At the district level, some elements of the government remain a direct democracy. There are optional and obligatory referendums, and the population retains the right to establish an initiative.

===Executive===
The executive authority is the municipal council (Gemeinderat). The term of office is four years, and its members are elected by a plurality voting system. It leads and represents the municipality. It carries out the resolutions of the assembly, and those requested by the canton and national level governments.

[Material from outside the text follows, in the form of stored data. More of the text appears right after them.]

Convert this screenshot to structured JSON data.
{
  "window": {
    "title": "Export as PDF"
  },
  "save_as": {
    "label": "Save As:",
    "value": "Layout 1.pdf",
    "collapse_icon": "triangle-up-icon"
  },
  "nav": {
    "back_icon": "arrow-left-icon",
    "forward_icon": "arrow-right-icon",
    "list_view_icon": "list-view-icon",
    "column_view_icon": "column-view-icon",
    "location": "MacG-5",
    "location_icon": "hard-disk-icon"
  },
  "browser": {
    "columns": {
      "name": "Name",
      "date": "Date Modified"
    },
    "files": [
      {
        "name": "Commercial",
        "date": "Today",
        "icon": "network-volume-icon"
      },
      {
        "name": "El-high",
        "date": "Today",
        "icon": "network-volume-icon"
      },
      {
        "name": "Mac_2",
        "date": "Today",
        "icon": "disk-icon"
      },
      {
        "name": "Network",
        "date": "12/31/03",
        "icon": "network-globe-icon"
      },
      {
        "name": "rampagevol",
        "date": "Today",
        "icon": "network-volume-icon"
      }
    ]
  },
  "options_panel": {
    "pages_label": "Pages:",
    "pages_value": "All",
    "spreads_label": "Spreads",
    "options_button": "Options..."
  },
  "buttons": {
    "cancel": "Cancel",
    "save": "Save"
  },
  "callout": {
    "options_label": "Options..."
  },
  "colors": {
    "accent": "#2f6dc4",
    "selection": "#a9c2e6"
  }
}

The five members (and their party) for the period 2006-2009 are:
- Heinz Baur (FDP), President (Gemeindeammann)
- Hansruedi Werder (Jungliberale Bewegung), Vice President
- Urs Affolter (FDP)
- Barbara Keusch (CVP)
- Jörg Kissling (SP)

==Economy==
Buchs offers approximately 4100 jobs, whereof 1% in agriculture, 48% industry and 51% services. The industrial areas are mainly located near the railway line in the north, and in the "Wynenfeld" in the south-eastern part. The largest employers are the Chocolat Frey AG, the Jowa bakery and the Mibelle AG cosmetics manufacturer, all of them belonging to Switzerland's largest retailer Migros. Express and mail delivery company TNT has its Swiss head office and hub in Buchs. The waste incineration plant KVA (Kehricht-Verbrennungs-Anlage) Buchs incinerates the waste of 82 municipalities.

As of In 2007 2007, Buchs had an unemployment rate of 2.81%. As of 2005, there were 21 people employed in the primary economic sector and about 4 businesses involved in this sector. 1,997 people are employed in the secondary sector and there are 61 businesses in this sector. 2,096 people are employed in the tertiary sector, with 181 businesses in this sector.

As of 2000 there was a total of 3,231 workers who lived in the municipality. Of these, 2,491 or about 77.1% of the residents worked outside Buchs while 2,892 people commuted into the municipality for work. There were a total of 3,632 jobs (of at least 6 hours per week) in the municipality.

==Traffic==
A bus line of the Aarau town bus company Busbetrieb Aarau AG connects Buchs to Aarau.

In 1877 the railway company Schweizerische Nationalbahn opened a standard gauge branch line from Aarau via Buchs to Suhr, connecting it with their main line Singen – Winterthur – Wettingen – Lenzburg – Zofingen. It was later taken over by the Swiss Federal Railways (SBB). The Aarau-Buchs-Suhr branch was closed down in 2004. It is currently being replaced by a narrow gauge railway line of the Wynental branch of AAR bus+bahn.

By car, Buchs is accessed by the A1 motorway via the Aarau-Ost exit.

==Religion==
From the 2000 census, 2,031 or 32.9% are Roman Catholic, while 2,436 or 39.4% belonged to the Swiss Reformed Church. Of the rest of the population, there are 13 individuals (or about 0.21% of the population) who belong to the Christian Catholic faith, 8.1% are Muslim, 4.4% are Orthodox Christian and 1.0% are another religion.